Que o filme tenha uma história para contar não significa que essa seja a sua principal preocupação. A montagem de “A Felicidade das Coisas” não é aquela montagem linear que encadeia os acontecimentos da narrativa, um plano “chamando” o próximo. No lugar disso, o filme se desenrola sob um ritmo lento; abundam os planos que não têm necessariamente uma função narrativa, mas uma função atrativa, imersiva. O filme privilegia a encenação de planos que capturam gestos espontâneos, como os das crianças brincando no quintal, brincando de ping-pong com a avó… ou mesmo aqueles em que as personagens estão sentadas sem nada de muito interessante a fazer, como que para nos dizer que a vida é feita de muito mais do que uma narrativa perfeitamente coesa e linear. Esses planos de cunho contemplativo — que remetem aos primórdios do cinema — dão ao filme alguns de seus melhores momentos, com a breve objeção de que não conseguem proporcionar o mesmo grau de espontaneidade dos Lumière, precisamente por se tratar de um filme ficcional previamente roteirizado.
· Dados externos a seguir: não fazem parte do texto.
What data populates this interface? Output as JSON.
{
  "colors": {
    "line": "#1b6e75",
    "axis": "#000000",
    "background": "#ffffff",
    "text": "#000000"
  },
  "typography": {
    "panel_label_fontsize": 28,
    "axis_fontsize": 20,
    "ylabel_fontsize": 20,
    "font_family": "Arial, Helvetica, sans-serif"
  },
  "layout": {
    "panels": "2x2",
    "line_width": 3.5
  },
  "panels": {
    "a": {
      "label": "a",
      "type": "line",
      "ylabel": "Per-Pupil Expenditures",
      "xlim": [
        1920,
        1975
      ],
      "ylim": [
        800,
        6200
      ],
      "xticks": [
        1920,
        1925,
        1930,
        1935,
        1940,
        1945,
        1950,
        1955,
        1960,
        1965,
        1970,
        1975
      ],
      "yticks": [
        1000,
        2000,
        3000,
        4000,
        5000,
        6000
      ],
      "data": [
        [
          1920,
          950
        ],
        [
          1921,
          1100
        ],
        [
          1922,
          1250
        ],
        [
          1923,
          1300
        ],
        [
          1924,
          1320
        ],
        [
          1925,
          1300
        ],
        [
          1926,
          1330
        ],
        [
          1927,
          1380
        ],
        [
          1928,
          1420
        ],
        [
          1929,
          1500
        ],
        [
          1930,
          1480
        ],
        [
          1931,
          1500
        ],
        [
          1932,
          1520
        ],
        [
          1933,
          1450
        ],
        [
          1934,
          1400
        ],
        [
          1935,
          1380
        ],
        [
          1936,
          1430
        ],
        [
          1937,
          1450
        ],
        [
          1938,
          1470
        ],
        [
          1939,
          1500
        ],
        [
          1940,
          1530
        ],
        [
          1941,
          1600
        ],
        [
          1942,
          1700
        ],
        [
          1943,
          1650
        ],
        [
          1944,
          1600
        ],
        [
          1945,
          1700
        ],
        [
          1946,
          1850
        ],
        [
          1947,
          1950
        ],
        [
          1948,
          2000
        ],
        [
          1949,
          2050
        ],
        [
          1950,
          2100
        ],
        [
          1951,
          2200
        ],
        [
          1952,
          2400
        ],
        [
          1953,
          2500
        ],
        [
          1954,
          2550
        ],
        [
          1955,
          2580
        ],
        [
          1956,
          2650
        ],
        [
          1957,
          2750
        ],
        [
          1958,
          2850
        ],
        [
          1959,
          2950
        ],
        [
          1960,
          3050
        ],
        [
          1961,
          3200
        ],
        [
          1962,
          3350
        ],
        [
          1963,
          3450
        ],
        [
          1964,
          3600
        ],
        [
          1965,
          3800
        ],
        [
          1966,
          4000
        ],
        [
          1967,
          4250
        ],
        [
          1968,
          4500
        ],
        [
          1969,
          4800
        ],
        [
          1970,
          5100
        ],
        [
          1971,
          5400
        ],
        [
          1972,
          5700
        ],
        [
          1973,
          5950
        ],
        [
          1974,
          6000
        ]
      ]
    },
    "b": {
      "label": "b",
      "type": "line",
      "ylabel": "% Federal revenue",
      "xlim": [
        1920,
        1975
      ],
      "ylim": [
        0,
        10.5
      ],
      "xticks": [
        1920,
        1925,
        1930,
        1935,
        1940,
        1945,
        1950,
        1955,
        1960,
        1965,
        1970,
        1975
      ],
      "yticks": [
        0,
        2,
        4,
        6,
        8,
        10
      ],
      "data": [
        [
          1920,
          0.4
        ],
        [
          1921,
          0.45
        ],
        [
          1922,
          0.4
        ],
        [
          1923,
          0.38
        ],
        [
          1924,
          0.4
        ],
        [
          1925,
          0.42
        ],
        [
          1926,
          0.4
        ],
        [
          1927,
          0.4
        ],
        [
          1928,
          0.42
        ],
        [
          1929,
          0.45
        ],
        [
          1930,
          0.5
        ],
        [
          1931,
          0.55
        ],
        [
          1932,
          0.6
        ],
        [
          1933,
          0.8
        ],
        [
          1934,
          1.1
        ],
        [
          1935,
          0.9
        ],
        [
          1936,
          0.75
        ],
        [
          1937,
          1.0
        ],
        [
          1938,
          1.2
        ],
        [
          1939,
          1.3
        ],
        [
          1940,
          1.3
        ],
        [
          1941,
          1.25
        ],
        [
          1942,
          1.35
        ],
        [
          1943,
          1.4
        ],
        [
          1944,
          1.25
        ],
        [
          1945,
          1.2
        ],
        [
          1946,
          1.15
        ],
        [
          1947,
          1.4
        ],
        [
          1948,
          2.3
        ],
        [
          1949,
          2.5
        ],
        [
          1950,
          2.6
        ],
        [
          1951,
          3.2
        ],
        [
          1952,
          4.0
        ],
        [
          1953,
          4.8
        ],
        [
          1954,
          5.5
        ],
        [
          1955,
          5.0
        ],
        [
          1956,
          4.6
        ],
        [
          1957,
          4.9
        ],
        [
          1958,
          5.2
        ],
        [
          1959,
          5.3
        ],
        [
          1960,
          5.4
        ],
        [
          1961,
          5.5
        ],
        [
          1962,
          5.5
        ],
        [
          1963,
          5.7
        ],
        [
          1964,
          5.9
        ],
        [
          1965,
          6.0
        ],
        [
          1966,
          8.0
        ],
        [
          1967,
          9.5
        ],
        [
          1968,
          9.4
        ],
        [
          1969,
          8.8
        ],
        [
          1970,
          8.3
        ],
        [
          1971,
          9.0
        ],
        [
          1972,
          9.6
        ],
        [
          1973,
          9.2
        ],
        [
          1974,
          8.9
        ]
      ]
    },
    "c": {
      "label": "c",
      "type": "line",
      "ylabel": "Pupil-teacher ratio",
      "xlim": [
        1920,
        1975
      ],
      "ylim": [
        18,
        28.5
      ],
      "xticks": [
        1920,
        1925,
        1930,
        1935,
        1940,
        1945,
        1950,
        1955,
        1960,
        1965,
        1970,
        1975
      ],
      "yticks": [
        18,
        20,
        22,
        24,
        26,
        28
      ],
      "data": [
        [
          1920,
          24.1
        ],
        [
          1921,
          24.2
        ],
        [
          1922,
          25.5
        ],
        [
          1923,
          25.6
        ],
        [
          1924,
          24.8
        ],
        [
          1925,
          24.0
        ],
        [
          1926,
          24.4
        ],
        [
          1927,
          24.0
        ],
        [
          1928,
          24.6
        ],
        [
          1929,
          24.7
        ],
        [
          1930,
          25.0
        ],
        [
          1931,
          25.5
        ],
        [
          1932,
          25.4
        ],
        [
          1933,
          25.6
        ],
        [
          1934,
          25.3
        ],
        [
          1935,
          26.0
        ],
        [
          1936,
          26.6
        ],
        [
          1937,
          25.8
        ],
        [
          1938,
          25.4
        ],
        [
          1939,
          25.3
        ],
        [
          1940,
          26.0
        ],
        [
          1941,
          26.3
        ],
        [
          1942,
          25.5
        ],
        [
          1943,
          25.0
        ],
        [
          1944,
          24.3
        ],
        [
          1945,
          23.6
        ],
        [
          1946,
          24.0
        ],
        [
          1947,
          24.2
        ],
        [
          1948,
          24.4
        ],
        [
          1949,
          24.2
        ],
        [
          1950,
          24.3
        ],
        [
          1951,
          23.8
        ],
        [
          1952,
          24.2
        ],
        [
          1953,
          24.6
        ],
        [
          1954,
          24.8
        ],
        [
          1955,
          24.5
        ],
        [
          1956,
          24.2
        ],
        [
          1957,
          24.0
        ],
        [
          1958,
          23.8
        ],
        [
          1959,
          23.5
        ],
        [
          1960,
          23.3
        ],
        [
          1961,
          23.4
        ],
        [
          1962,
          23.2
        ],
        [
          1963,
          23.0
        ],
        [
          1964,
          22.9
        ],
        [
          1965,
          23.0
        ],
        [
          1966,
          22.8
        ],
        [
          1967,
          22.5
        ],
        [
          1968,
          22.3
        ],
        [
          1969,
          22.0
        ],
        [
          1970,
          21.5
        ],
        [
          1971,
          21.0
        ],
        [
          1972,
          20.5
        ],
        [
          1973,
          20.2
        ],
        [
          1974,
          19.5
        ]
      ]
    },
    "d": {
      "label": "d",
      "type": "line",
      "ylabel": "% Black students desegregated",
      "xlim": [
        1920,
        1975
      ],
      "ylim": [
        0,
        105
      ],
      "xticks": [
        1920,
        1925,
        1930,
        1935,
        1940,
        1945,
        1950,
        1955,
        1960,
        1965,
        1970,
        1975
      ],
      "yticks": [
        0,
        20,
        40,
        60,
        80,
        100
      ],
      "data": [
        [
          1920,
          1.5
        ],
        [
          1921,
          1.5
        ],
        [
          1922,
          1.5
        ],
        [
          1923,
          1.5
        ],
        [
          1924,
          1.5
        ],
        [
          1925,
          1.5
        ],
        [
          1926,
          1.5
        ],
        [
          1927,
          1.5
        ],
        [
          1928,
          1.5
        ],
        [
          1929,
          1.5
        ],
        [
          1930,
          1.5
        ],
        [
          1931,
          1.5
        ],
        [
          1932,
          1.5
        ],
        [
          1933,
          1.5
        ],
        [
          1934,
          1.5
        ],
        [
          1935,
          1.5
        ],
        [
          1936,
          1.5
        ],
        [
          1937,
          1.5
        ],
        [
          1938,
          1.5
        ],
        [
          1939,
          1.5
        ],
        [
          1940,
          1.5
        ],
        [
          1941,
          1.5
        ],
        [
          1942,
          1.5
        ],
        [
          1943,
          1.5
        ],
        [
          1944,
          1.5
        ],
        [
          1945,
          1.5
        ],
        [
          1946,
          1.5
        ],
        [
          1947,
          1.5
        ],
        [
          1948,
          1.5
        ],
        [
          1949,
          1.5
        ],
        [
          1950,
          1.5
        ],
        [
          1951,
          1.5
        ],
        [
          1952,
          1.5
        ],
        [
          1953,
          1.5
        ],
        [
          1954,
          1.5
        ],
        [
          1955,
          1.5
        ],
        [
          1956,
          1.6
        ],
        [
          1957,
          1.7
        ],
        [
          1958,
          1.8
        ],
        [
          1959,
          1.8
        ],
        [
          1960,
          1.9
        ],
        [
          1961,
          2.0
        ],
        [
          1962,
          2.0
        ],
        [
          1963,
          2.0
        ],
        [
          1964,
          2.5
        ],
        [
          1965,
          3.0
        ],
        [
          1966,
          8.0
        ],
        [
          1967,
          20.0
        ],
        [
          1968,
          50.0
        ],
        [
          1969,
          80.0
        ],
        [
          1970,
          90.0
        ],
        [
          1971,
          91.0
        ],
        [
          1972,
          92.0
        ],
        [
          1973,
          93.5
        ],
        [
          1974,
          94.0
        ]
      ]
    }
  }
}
É talvez a despeito de sua própria vontade que o filme precise se organizar numa narrativa linear, pois é aí que mora a principal fraqueza de “A Felicidade das Coisas”. Se o filme acerta quando se atém ao que nele há de superficial (os momentos de tédio, as brincadeiras descompromissadas etc), ele peca quando pretende ir além da superfície e se aprofundar na psicologia das personagens. Aqui, encontramos muitos lugares-comuns e símbolos óbvios: a piscina como um oásis em meio à existência tediosa de Paula e sua família; a construção da piscina como realização do sonho do homem de obter a sua propriedade privada (não à toa Paula tanto reluta em desistir da ideia da piscina e realizar a assinatura do clube, como pedem as crianças, pois o que interessa é construir algo próprio de si, nos limites de sua residência; não à toa também ela se incomoda com o homem que realiza a sua pesca nos limites do seu lote). Encontramos também diálogos excessivamente informativos, que contrastam com a espontaneidade e a sutileza de outrora: as brigas com o marido, o “eu não aguento mais!” do final…
Outro sintoma dessa dificuldade do filme em se adequar a uma estrutura narrativa é a mudança de foco que ocorre na passagem para o ato final: o que era até então um filme protagonizado por Paula torna-se, a partir do seu terço final, um coming of age protagonizado por seu filho, Guto; de modo que nenhuma dessas duas partes tem o seu potencial devidamente realizado.
“A Felicidade das Coisas” tem seus prazeres, mas é estruturalmente falho: alguns momentos individuais se destacam enquanto o todo não se sustenta. Afinal, mesmo os cineastas de prosa não podem prescindir de um trabalho minucioso sobre a forma e sobre a estrutura dos filmes.